Olmasaydı da Olur muydu?

Mustafa Kemal’in 75. ölüm yıldönümünde Sancaktar Dergisi, Hürriyet, Adalet, İttihad-ı İslam üst başlığıyla, Akit gazetesine “Olmasaydı da Olurduk 1881-1938” ibaresinden oluşan tam sayfa bir ilan verdi. Siyah zeminde.

Mustafa Kemal’i ve Cumhuriyeti yok sayan, küçümseyen, hakaret eden bir ifade. Amaçları da zaten budur.

Siyasal İslam kendi Türkiye’sini kurarken Kemalist Cumhuriyet’in bütün ideolojik ve siyasi referanslarına saldırmaktadır.

Bu saldırı, tarihi kişilerden ibaret gören, tarihi kişilerin yaptığını zanneden, tarihsel sürecin iç örgüsündeki karşılıklı ilişkileri kavrayamayan ideolojik bir karaktere sahiptir. Böyle olduğu için de her şeye muktedir olabileceğini, her şeyi kendisinin maniple edebileceğini zanneder.

* * *

Biz ise Kemalist devrimi,

Ne burjuva karakteriyle ilişkili olarak şekillenmiş bulunan yetersizlikleri ve uyguladığı sınıfsal şiddet nedeniyle yok sayıp, küçümseyeceğiz ve faşist olarak niteleyeceğiz

Ne de gerici bir toplumsal formasyondan kopuşu sağladığı ve zaten bu nedenle bugün ağır saldırılara maruz kaldığı için, Türkiye’nin kurtuluşu açısından referans noktası ve sıkıntılarımızı unutacağımız bir sığınak olarak kabul ederek, kutsayacağız.

Tarih diyalektiktir.

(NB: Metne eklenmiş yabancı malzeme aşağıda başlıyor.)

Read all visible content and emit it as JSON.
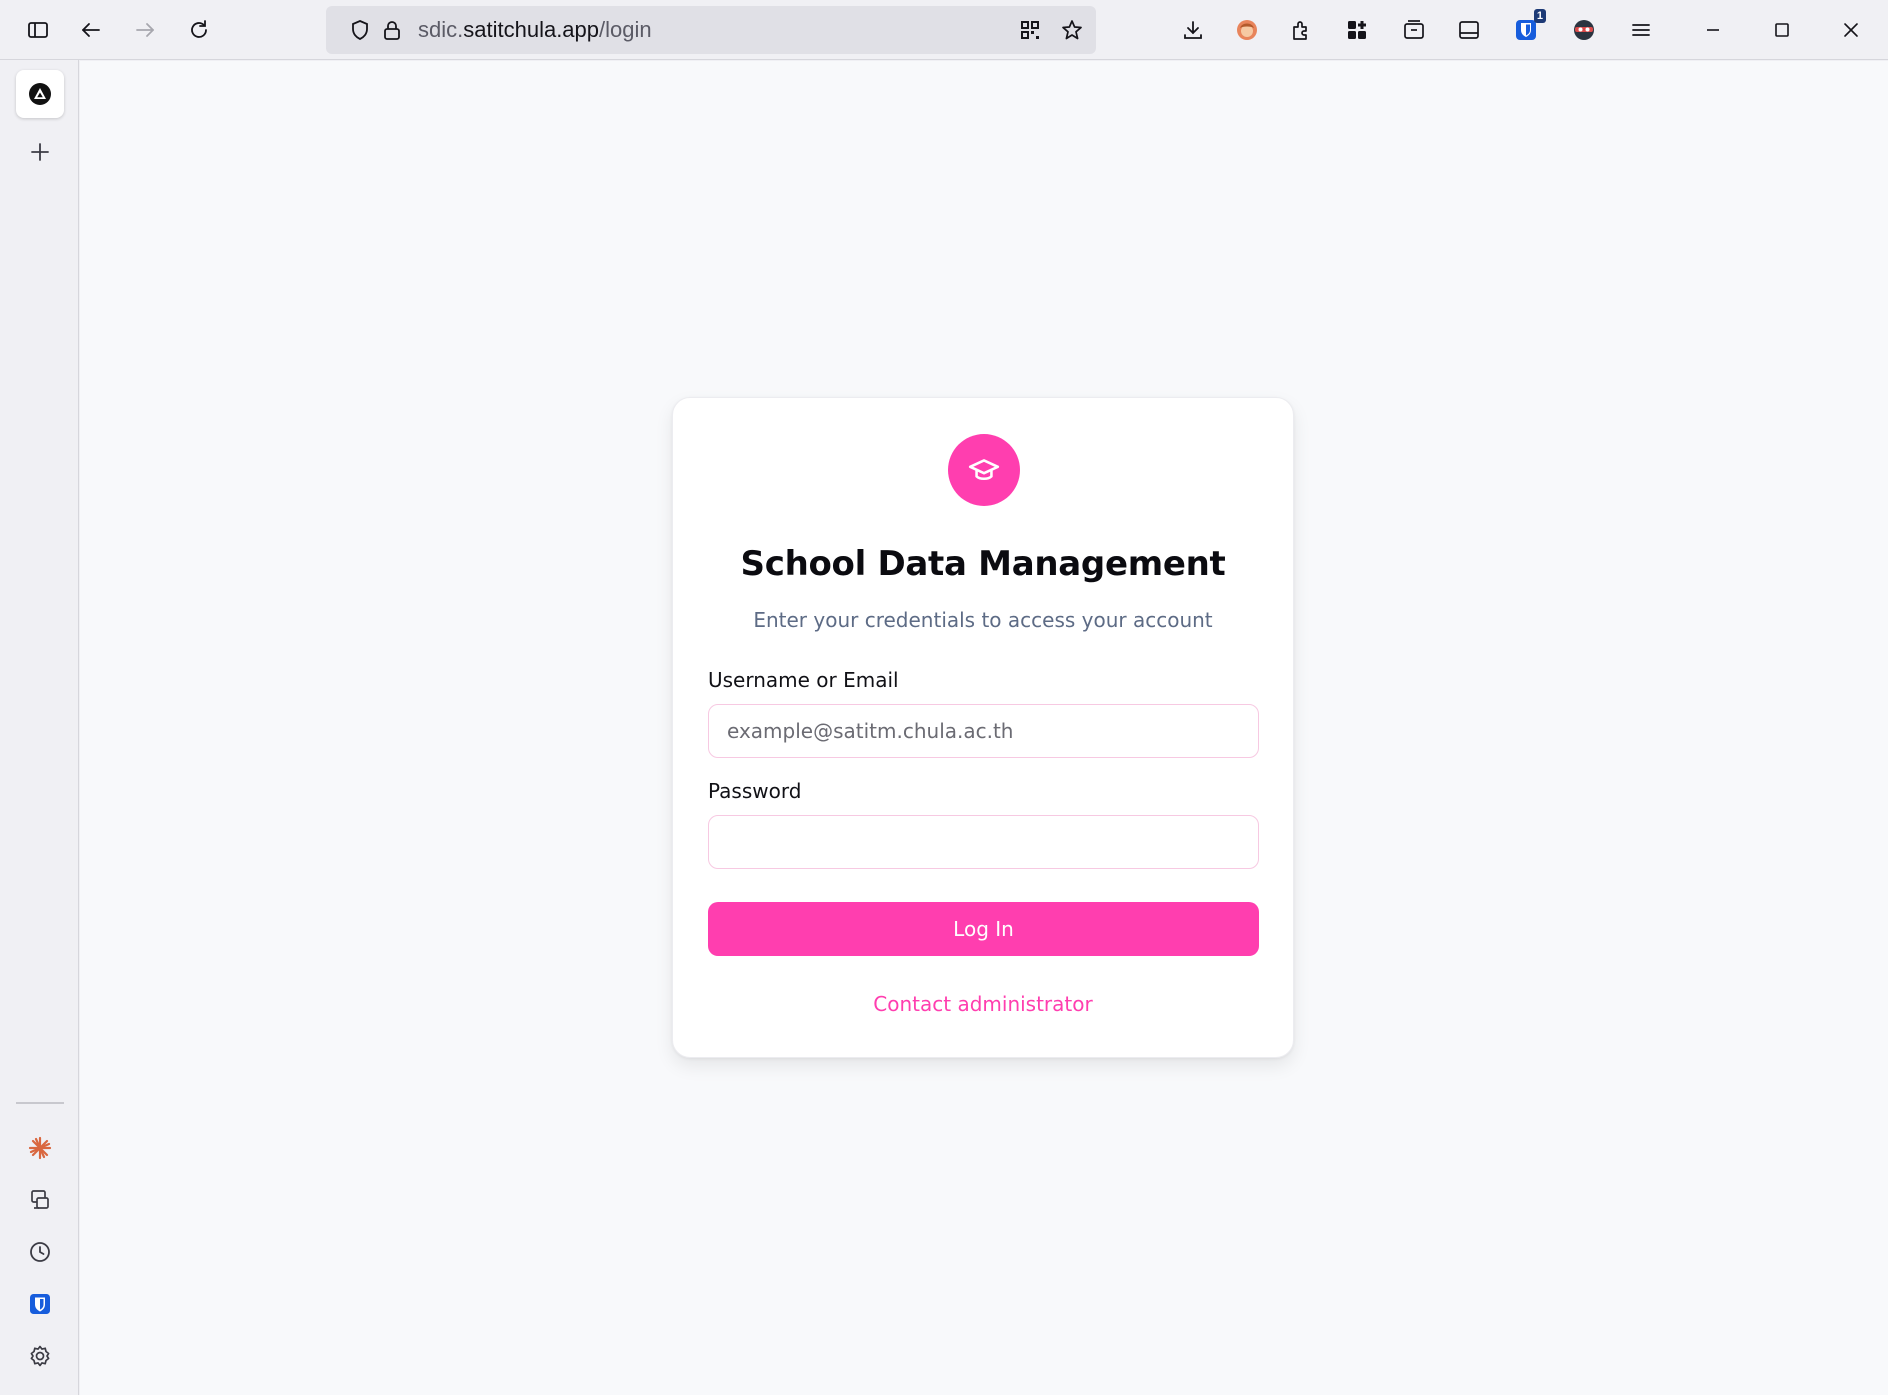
{
  "browser": {
    "url_prefix": "sdic.",
    "url_host": "satitchula.app",
    "url_path": "/login",
    "extension_badge": "1"
  },
  "sidebar": {
    "items": [
      {
        "icon": "app-logo-icon"
      },
      {
        "icon": "plus-icon"
      },
      {
        "icon": "claude-icon"
      },
      {
        "icon": "synced-tabs-icon"
      },
      {
        "icon": "history-icon"
      },
      {
        "icon": "bitwarden-icon"
      },
      {
        "icon": "gear-icon"
      }
    ]
  },
  "login": {
    "title": "School Data Management",
    "subtitle": "Enter your credentials to access your account",
    "username_label": "Username or Email",
    "username_placeholder": "example@satitm.chula.ac.th",
    "username_value": "",
    "password_label": "Password",
    "password_value": "",
    "submit_label": "Log In",
    "contact_label": "Contact administrator"
  },
  "colors": {
    "accent": "#ff3eaf",
    "page_background": "#f8f9fb",
    "subtitle": "#5d6b85"
  }
}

Tarihi ancak bilim, diyalektik materyalist yöntem açıklayabilir. Gerisi metafizik idealizmdir. Karşımıza dincilik ile milliyetçiliğin karma formları olarak çıkar.

* * *

Tarihi kişiler yapmaz.

Önderler ve öncü siyasi yapılar belli bir iktisadi-siyasi nesnelliğe, bu nesnelliğin koşulladığı tarihsel/toplumsal gerçekliğe doğarlar. Nesnel gerçeklik en nihayetinde ve zorunlu olarak kendi öncülerini yaratır.

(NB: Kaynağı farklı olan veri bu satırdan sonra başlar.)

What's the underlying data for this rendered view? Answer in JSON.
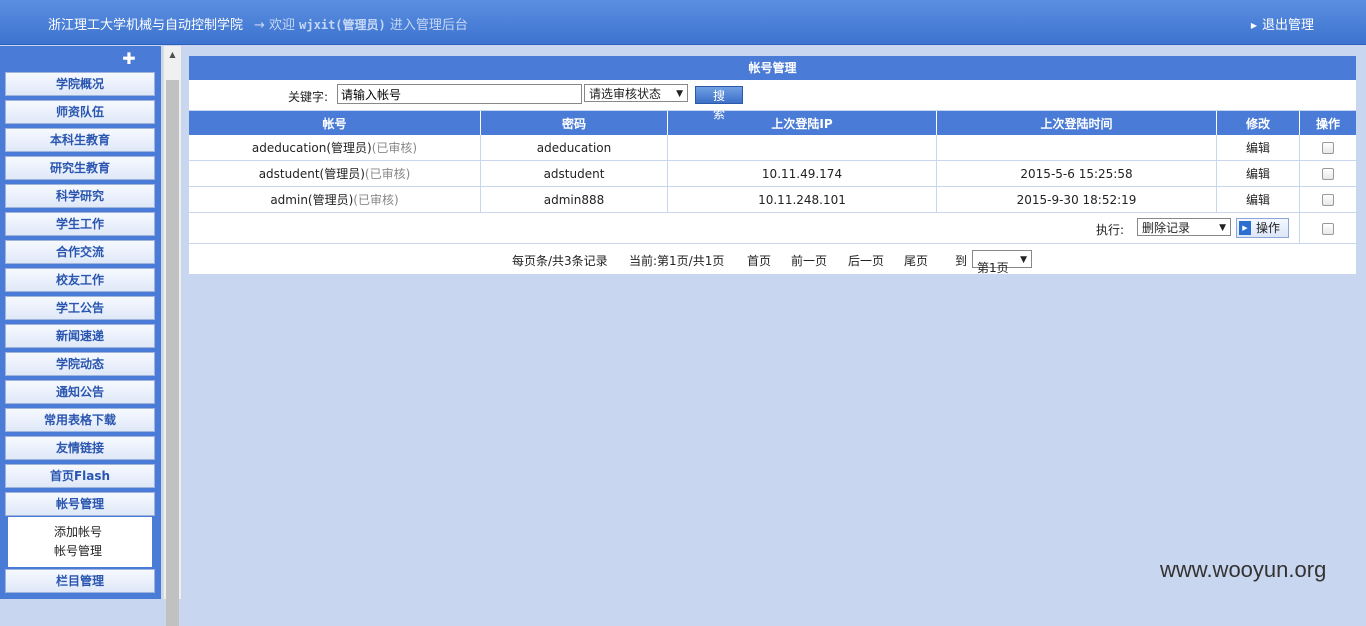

Öncüler, toplumsal/tarihsel gerçekliği, içine doğdukları iktisadi ilişkilere tabi biçimde ve temsil ettikleri sınıfın çıkarları doğrultusunda yeniden şekillendirirler. Bu iradeyi sergileyebildikleri için tarihin yapıcısıdırlar.

* * *

Mustafa Kemal ve birlikte hareket eden kadrolar, Osmanlı feodalitesinin ömrünü tamamladığı, Anadolu’da kapitalist sermaye birikiminin filizlendiği bir konjonktürde ortaya çıktılar. Cumhuriyet devrimi burjuva bir devrimdi. Bu sınıfsal karakter devrimin aydınlanmacı yönünün olanak ve sınırlılıklarını da belirledi. Gericilik bu sınırlıklar üzerinden zaman içinde aydınlanmadan öcünü aldı.

Osmanlı hem batısındaki hem de doğusundaki ulusal hareketlerin darbeleriyle yıkılmaktaydı. Anadolu’da yıkılanın yerine hiç olmazsa elde kalanı kurtaracak, kapitalist anlamda modern bir nesnelliği yaratacak öncü bir hareket zaten şekillenmişti.

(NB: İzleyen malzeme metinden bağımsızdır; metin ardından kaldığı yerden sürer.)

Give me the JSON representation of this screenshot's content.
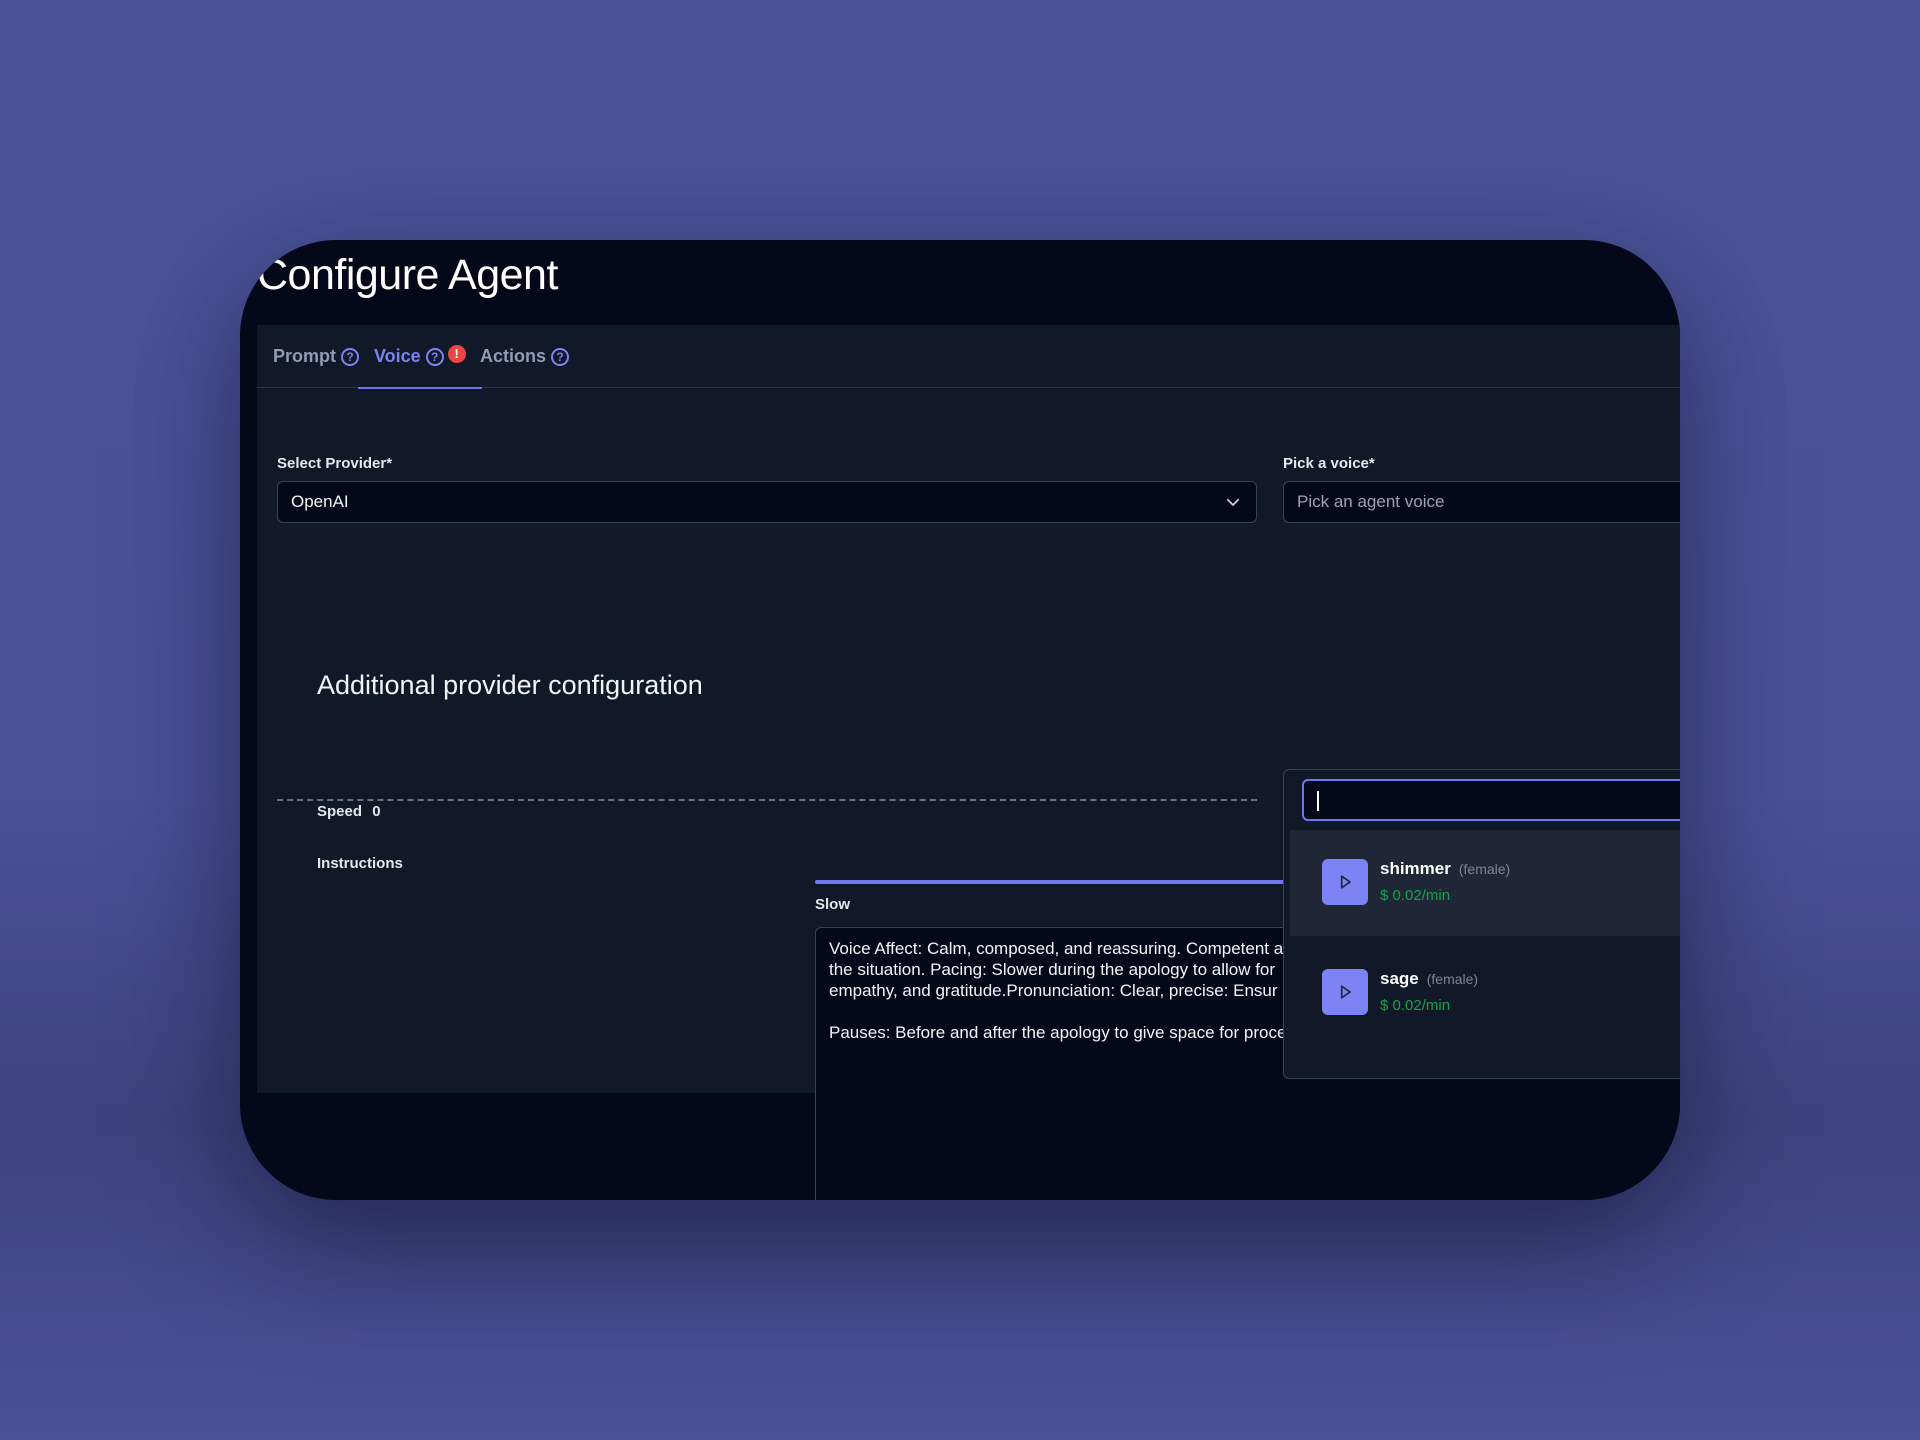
{
  "page": {
    "title": "Configure Agent"
  },
  "tabs": [
    {
      "label": "Prompt",
      "active": false,
      "help_icon": "help-circle-icon"
    },
    {
      "label": "Voice",
      "active": true,
      "help_icon": "help-circle-icon",
      "alert": "!"
    },
    {
      "label": "Actions",
      "active": false,
      "help_icon": "help-circle-icon"
    }
  ],
  "provider": {
    "label": "Select Provider*",
    "value": "OpenAI",
    "icon": "chevron-down-icon"
  },
  "voice_picker": {
    "label": "Pick a voice*",
    "placeholder": "Pick an agent voice",
    "search_value": "",
    "options": [
      {
        "name": "shimmer",
        "gender": "(female)",
        "price": "$ 0.02/min",
        "icon": "play-icon",
        "highlighted": true
      },
      {
        "name": "sage",
        "gender": "(female)",
        "price": "$ 0.02/min",
        "icon": "play-icon",
        "highlighted": false
      }
    ]
  },
  "additional_config": {
    "title": "Additional provider configuration",
    "speed_label": "Speed",
    "speed_value": "0",
    "slider_left_label": "Slow",
    "instructions_label": "Instructions",
    "instructions_text": "Voice Affect: Calm, composed, and reassuring. Competent a\nthe situation. Pacing: Slower during the apology to allow for\nempathy, and gratitude.Pronunciation: Clear, precise: Ensur\n\nPauses: Before and after the apology to give space for proce"
  },
  "colors": {
    "accent": "#7c83f5",
    "background": "#4b5398",
    "panel": "#111827",
    "input_bg": "#050818",
    "price": "#16a34a",
    "alert": "#ef4444"
  }
}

Mustafa Kemal Sovyet sosyalizminin yaratığı olanakların da etkisiyle Anadolu’da bu rejimi kuran öncü hareketin öncüsüdür. Başka türlüsü olamazdı. Başka türlüsünü İngiliz-Yunan- Saray ittifakı denediler. Denenenin olanaksızlığını İngilizler çok kısa süre içinde görerek, planlarından geri bastılar. Diğer ikisi ise yaşayarak anladılar. “Olmasaydı da olurdu” diyenler bu işgalci ittifakın diktatörlük özlemini duyanlardır.

* * *

Tam anlamıyla saçmalıyor ve çok çok küçülüyorlar.

Ya, Cumhuriyet rejimi kurulmasaydı Osmanlı’nın devam edeceğini ya da, Mustafa Kemal, Kemalist hareket, Cumhuriyet devrimi olmasaydı da bugünkü Türkiye’nin, bu haliyle ortaya çıkmış olacağını varsayıyorlar.

Osmanlı devam edemezdi ve Cumhuriyet devrimi olmasaydı bugünkü Türkiye olamazdı: Olmasaydı, olamazdı.